In the lines that follow, it is not a question of defending or accusing the Pope Emeritus, but, in reporting the words of Archbishop Gänswein, of noting the simultaneity of the attacks made against the figure of Josef Ratzinger and the attacks against Catholic dogma, discipline, and morals by the German Synodal Path movement, a simultaneity which is disturbing to say the least.

The best defense is a good offense: an adage that the private secretary of the former Roman pontiff made his own, during an exclusive interview with EWTN on February 14, 2022.

The channel founded by Mother Angelica – an iconic figure of American conservative Catholicism – decided to give the floor to Archbishop Georg Gänswein at the very moment when Benedict XVI was coming under attack by numerous Western media denouncing the mismanagement of abuses in the Church under his pontificate.

For the prelate from Baden-Württemberg, the negative judgments on the actions of Josef Ratzinger as archbishop or pope, stem from “ignorance or bias that have nothing to do with honest coverage of the facts.”

On the contrary, the pope emeritus is the “father of transparency” in matters of abuse in the Church, and if his action has not had all the expected effects, it is because of “internal resistance,” says Msgr.

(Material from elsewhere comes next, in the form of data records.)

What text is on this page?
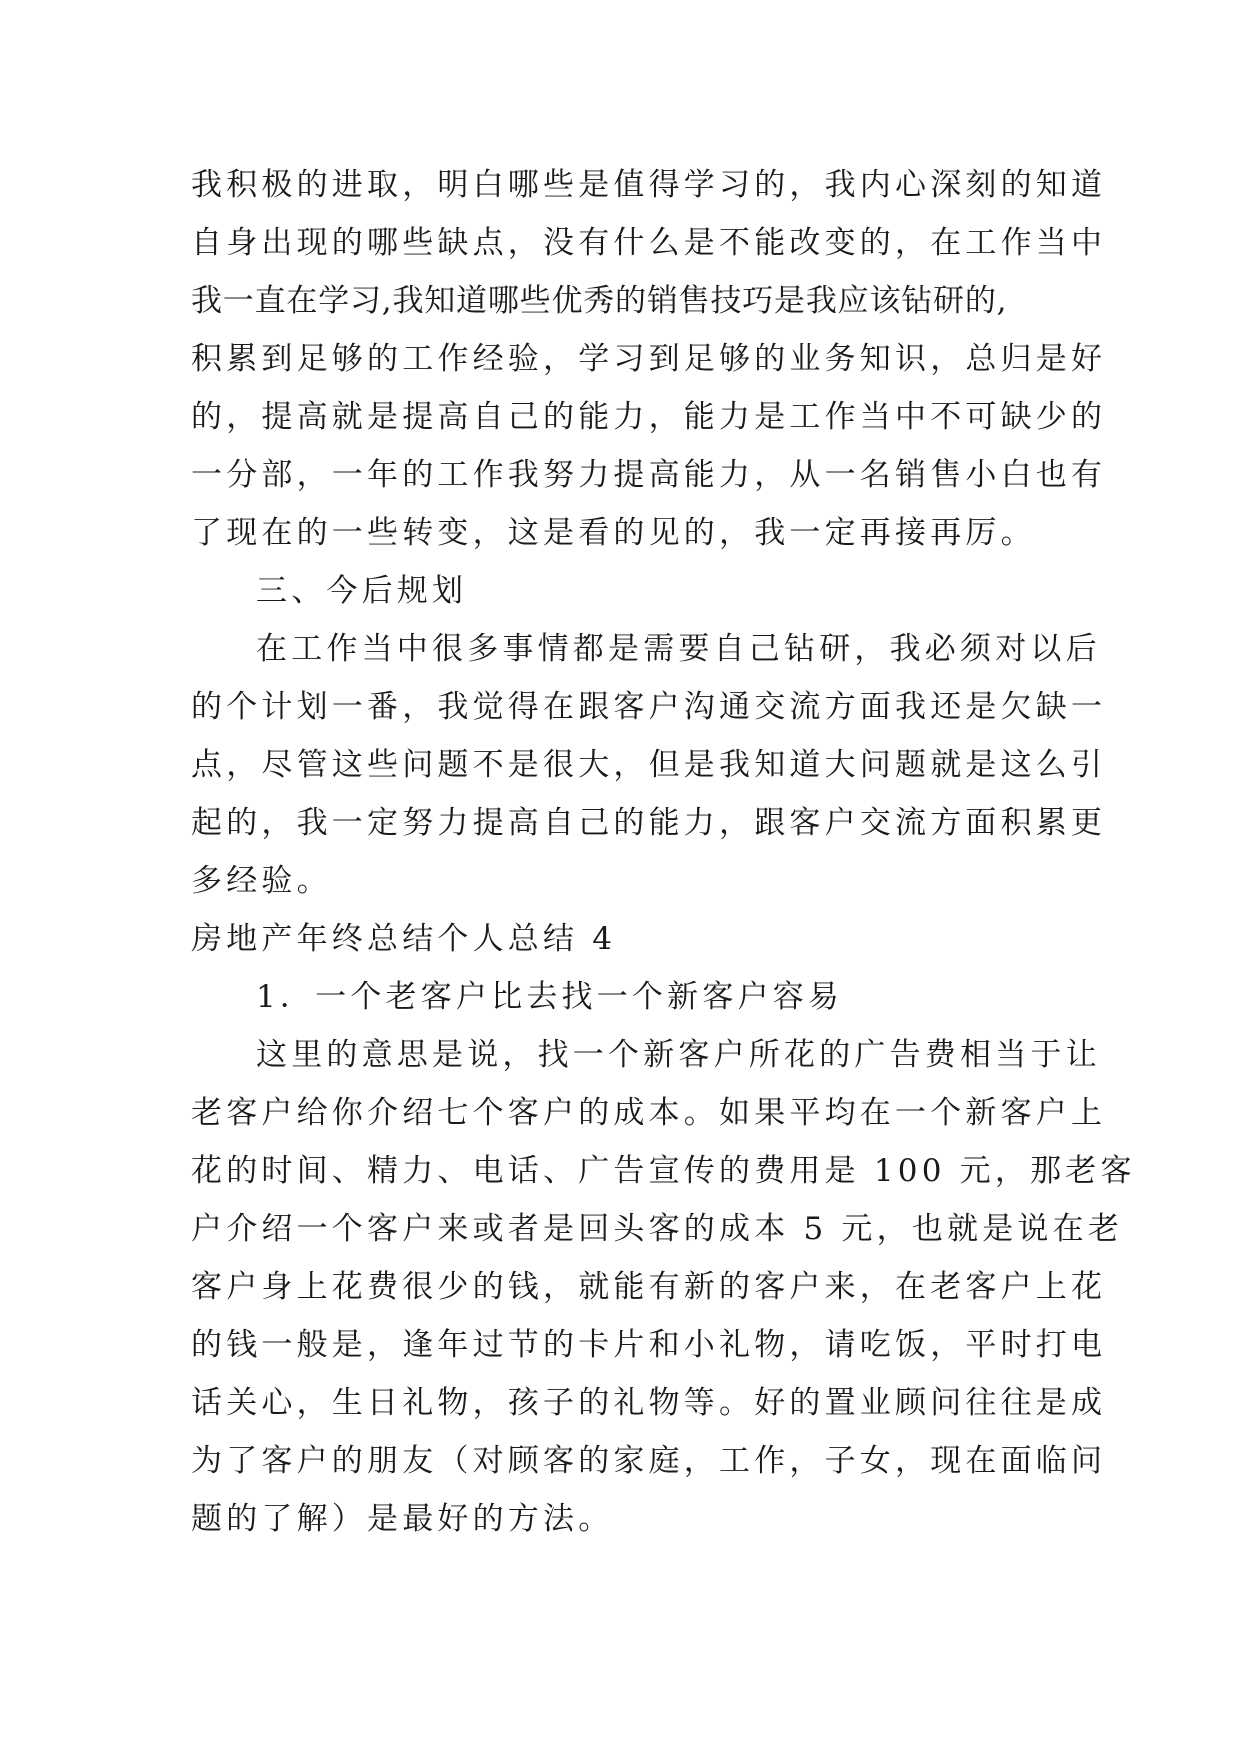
我积极的进取，明白哪些是值得学习的，我内心深刻的知道
自身出现的哪些缺点，没有什么是不能改变的，在工作当中
我一直在学习,我知道哪些优秀的销售技巧是我应该钻研的,
积累到足够的工作经验，学习到足够的业务知识，总归是好
的，提高就是提高自己的能力，能力是工作当中不可缺少的
一分部，一年的工作我努力提高能力，从一名销售小白也有
了现在的一些转变，这是看的见的，我一定再接再厉。
三、今后规划
在工作当中很多事情都是需要自己钻研，我必须对以后
的个计划一番，我觉得在跟客户沟通交流方面我还是欠缺一
点，尽管这些问题不是很大，但是我知道大问题就是这么引
起的，我一定努力提高自己的能力，跟客户交流方面积累更
多经验。
房地产年终总结个人总结 4
1．一个老客户比去找一个新客户容易
这里的意思是说，找一个新客户所花的广告费相当于让
老客户给你介绍七个客户的成本。如果平均在一个新客户上
花的时间、精力、电话、广告宣传的费用是 100 元，那老客
户介绍一个客户来或者是回头客的成本 5 元，也就是说在老
客户身上花费很少的钱，就能有新的客户来，在老客户上花
的钱一般是，逢年过节的卡片和小礼物，请吃饭，平时打电
话关心，生日礼物，孩子的礼物等。好的置业顾问往往是成
为了客户的朋友（对顾客的家庭，工作，子女，现在面临问
题的了解）是最好的方法。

Gänswein.

And the latter notes with a touch of irony the coincidence of the violent attacks against the Bavarian former pope and a crucial vote within the sadly famous “Synodal Path,” a veritable quagmire in which the Catholic Church of Germany is caught up to its neck.

Indeed, at the height of the storm, between last February 3 and 5, the German prelates indiscriminately approved draft texts going in all directions of a breathless progressivism, calling for: the abolition of priestly celibacy, the ordination of women priests, same-sex blessings, and changes to Christian teaching on homosexuality, etc.

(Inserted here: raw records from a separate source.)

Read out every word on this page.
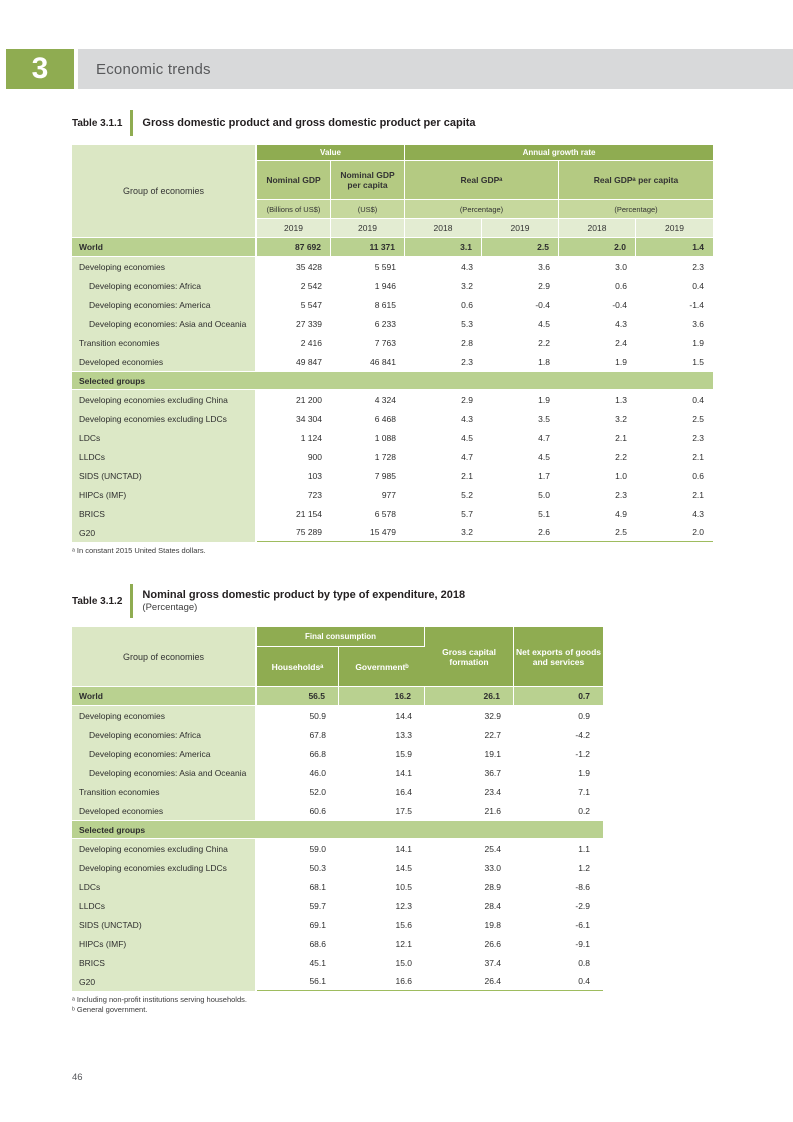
3	Economic trends
Table 3.1.1 Gross domestic product and gross domestic product per capita
Group of economies	Value		Annual growth rate			
	Nominal GDP	Nominal GDP per capita	Real GDPᵃ		Real GDPᵃ per capita	
	(Billions of US$)	(US$)	(Percentage)		(Percentage)	
	2019	2019	2018	2019	2018	2019
World	87 692	11 371	3.1	2.5	2.0	1.4
Developing economies	35 428	5 591	4.3	3.6	3.0	2.3
Developing economies: Africa	2 542	1 946	3.2	2.9	0.6	0.4
Developing economies: America	5 547	8 615	0.6	-0.4	-0.4	-1.4
Developing economies: Asia and Oceania	27 339	6 233	5.3	4.5	4.3	3.6
Transition economies	2 416	7 763	2.8	2.2	2.4	1.9
Developed economies	49 847	46 841	2.3	1.8	1.9	1.5
Selected groups						
Developing economies excluding China	21 200	4 324	2.9	1.9	1.3	0.4
Developing economies excluding LDCs	34 304	6 468	4.3	3.5	3.2	2.5
LDCs	1 124	1 088	4.5	4.7	2.1	2.3
LLDCs	900	1 728	4.7	4.5	2.2	2.1
SIDS (UNCTAD)	103	7 985	2.1	1.7	1.0	0.6
HIPCs (IMF)	723	977	5.2	5.0	2.3	2.1
BRICS	21 154	6 578	5.7	5.1	4.9	4.3
G20	75 289	15 479	3.2	2.6	2.5	2.0
ᵃ In constant 2015 United States dollars.
Table 3.1.2 Nominal gross domestic product by type of expenditure, 2018
(Percentage)
Group of economies	Final consumption		Gross capital formation	Net exports of goods and services
	Householdsᵃ	Governmentᵇ		
World	56.5	16.2	26.1	0.7
Developing economies	50.9	14.4	32.9	0.9
Developing economies: Africa	67.8	13.3	22.7	-4.2
Developing economies: America	66.8	15.9	19.1	-1.2
Developing economies: Asia and Oceania	46.0	14.1	36.7	1.9
Transition economies	52.0	16.4	23.4	7.1
Developed economies	60.6	17.5	21.6	0.2
Selected groups				
Developing economies excluding China	59.0	14.1	25.4	1.1
Developing economies excluding LDCs	50.3	14.5	33.0	1.2
LDCs	68.1	10.5	28.9	-8.6
LLDCs	59.7	12.3	28.4	-2.9
SIDS (UNCTAD)	69.1	15.6	19.8	-6.1
HIPCs (IMF)	68.6	12.1	26.6	-9.1
BRICS	45.1	15.0	37.4	0.8
G20	56.1	16.6	26.4	0.4
ᵃ Including non-profit institutions serving households.
ᵇ General government.
46
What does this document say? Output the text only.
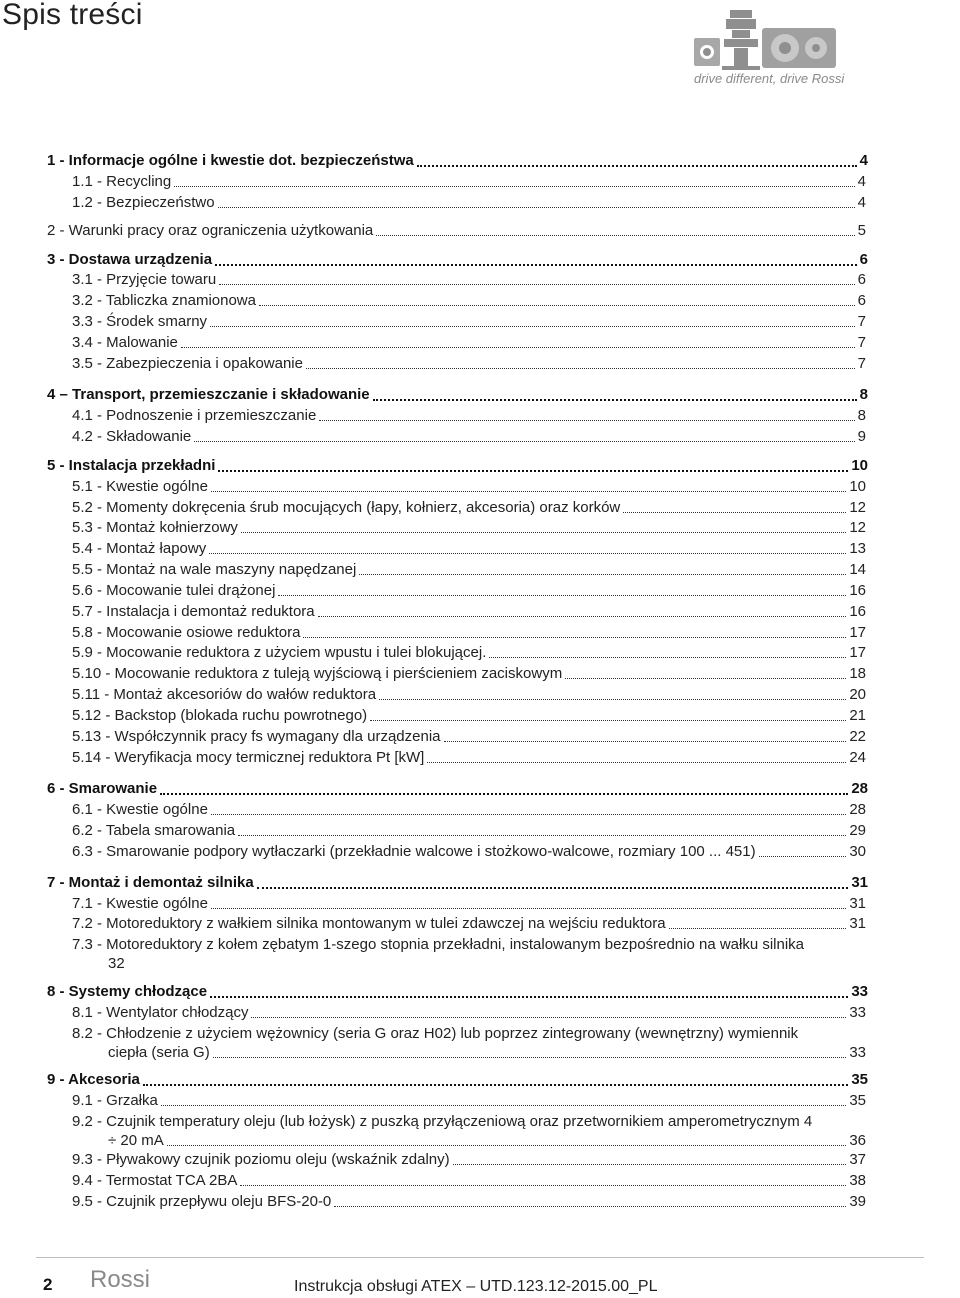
Spis treści
drive different, drive Rossi
1 - Informacje ogólne i kwestie dot. bezpieczeństwa	4
1.1 - Recycling	4
1.2 - Bezpieczeństwo	4
2 - Warunki pracy oraz ograniczenia użytkowania	5
3 - Dostawa urządzenia	6
3.1 - Przyjęcie towaru	6
3.2 - Tabliczka znamionowa	6
3.3 - Środek smarny	7
3.4 - Malowanie	7
3.5 - Zabezpieczenia i opakowanie	7
4 – Transport, przemieszczanie i składowanie	8
4.1 - Podnoszenie i przemieszczanie	8
4.2 - Składowanie	9
5 - Instalacja przekładni	10
5.1 - Kwestie ogólne	10
5.2 - Momenty dokręcenia śrub mocujących (łapy, kołnierz, akcesoria) oraz korków	12
5.3 - Montaż kołnierzowy	12
5.4 - Montaż łapowy	13
5.5 - Montaż na wale maszyny napędzanej	14
5.6 - Mocowanie tulei drążonej	16
5.7 - Instalacja i demontaż reduktora	16
5.8 - Mocowanie osiowe reduktora	17
5.9 - Mocowanie reduktora z użyciem wpustu i tulei blokującej.	17
5.10 - Mocowanie reduktora z tuleją wyjściową i pierścieniem zaciskowym	18
5.11 - Montaż akcesoriów do wałów reduktora	20
5.12 - Backstop (blokada ruchu powrotnego)	21
5.13 - Współczynnik pracy fs wymagany dla urządzenia	22
5.14 - Weryfikacja mocy termicznej reduktora Pt [kW]	24
6 - Smarowanie	28
6.1 - Kwestie ogólne	28
6.2 - Tabela smarowania	29
6.3 - Smarowanie podpory wytłaczarki (przekładnie walcowe i stożkowo-walcowe, rozmiary 100 ... 451)	30
7 - Montaż i demontaż silnika	31
7.1 - Kwestie ogólne	31
7.2 - Motoreduktory z wałkiem silnika montowanym w tulei zdawczej na wejściu reduktora	31
7.3 - Motoreduktory z kołem zębatym 1-szego stopnia przekładni, instalowanym bezpośrednio na wałku silnika
32
8 - Systemy chłodzące	33
8.1 - Wentylator chłodzący	33
8.2 - Chłodzenie z użyciem wężownicy (seria G oraz H02) lub poprzez zintegrowany (wewnętrzny) wymiennik
ciepła (seria G)	33
9 - Akcesoria	35
9.1 - Grzałka	35
9.2 - Czujnik temperatury oleju (lub łożysk) z puszką przyłączeniową oraz przetwornikiem amperometrycznym 4
÷ 20 mA	36
9.3 - Pływakowy czujnik poziomu oleju (wskaźnik zdalny)	37
9.4 - Termostat TCA 2BA	38
9.5 - Czujnik przepływu oleju BFS-20-0	39
2 Rossi	Instrukcja obsługi ATEX – UTD.123.12-2015.00_PL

“We can speculate about the extent to which this is connected temporally or causally with what you have mentioned, that is — to name it clearly — the Synodal Way in Germany and other movements. But one thing is clear: Certain goals that the Synodal Way is aiming at are something for which the person and the work of Benedict stand in the way,” estimates the secretary of Josef Ratzinger, who does not hesitate to mention a “manipulation” of the bishops on the banks of the Rhine.

Beyond a certain “pleasure of some to go after the pope emeritus,” the Synodal Way “is using the crisis of abuses to reshape the Church as it pleases,” warns Msgr. Gänswein. “There is also the concept of the ‘abuse of abuse.’ And that is precisely the danger that lies herein.”

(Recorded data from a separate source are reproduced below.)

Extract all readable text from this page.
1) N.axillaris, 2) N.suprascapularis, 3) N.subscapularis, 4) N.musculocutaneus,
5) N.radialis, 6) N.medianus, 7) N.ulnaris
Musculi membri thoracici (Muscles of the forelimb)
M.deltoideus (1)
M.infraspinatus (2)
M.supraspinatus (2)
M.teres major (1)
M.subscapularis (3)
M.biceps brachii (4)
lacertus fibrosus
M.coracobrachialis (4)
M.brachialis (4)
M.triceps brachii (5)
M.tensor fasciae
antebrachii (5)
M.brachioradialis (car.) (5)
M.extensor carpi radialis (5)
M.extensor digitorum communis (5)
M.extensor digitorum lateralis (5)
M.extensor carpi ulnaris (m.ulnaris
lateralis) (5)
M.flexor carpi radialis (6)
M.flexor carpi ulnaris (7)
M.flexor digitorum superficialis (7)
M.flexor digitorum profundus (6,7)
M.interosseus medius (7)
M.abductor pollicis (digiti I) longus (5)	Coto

And the secretary of the former Roman pontiff recalled that his master had received a telephone call from the Holy Father, as well as a “beautiful letter, in which he assured him once again, and with really touching words of his support, his solidarity and his support, telling him that he had his back,” adding “that he cannot understand why they come down so hard on him.”

“Of course, it’s one thing to resist pressure and quite another to withstand pressure internally,” he added. “But, thank God, he has managed to do so: He is calm, and, above all, he has never lost his sense of humor,” concludes Archbishop Gänswein.

A few days after the Pope Emeritus’s letter responding to the report on the management of abuses committed in the Archdiocese of Münich and Freising between 1945 and 2019, Benedict XVI’s private secretary intervened in the American media to denounce an enterprise of destabilization coming from the German Synodal Way.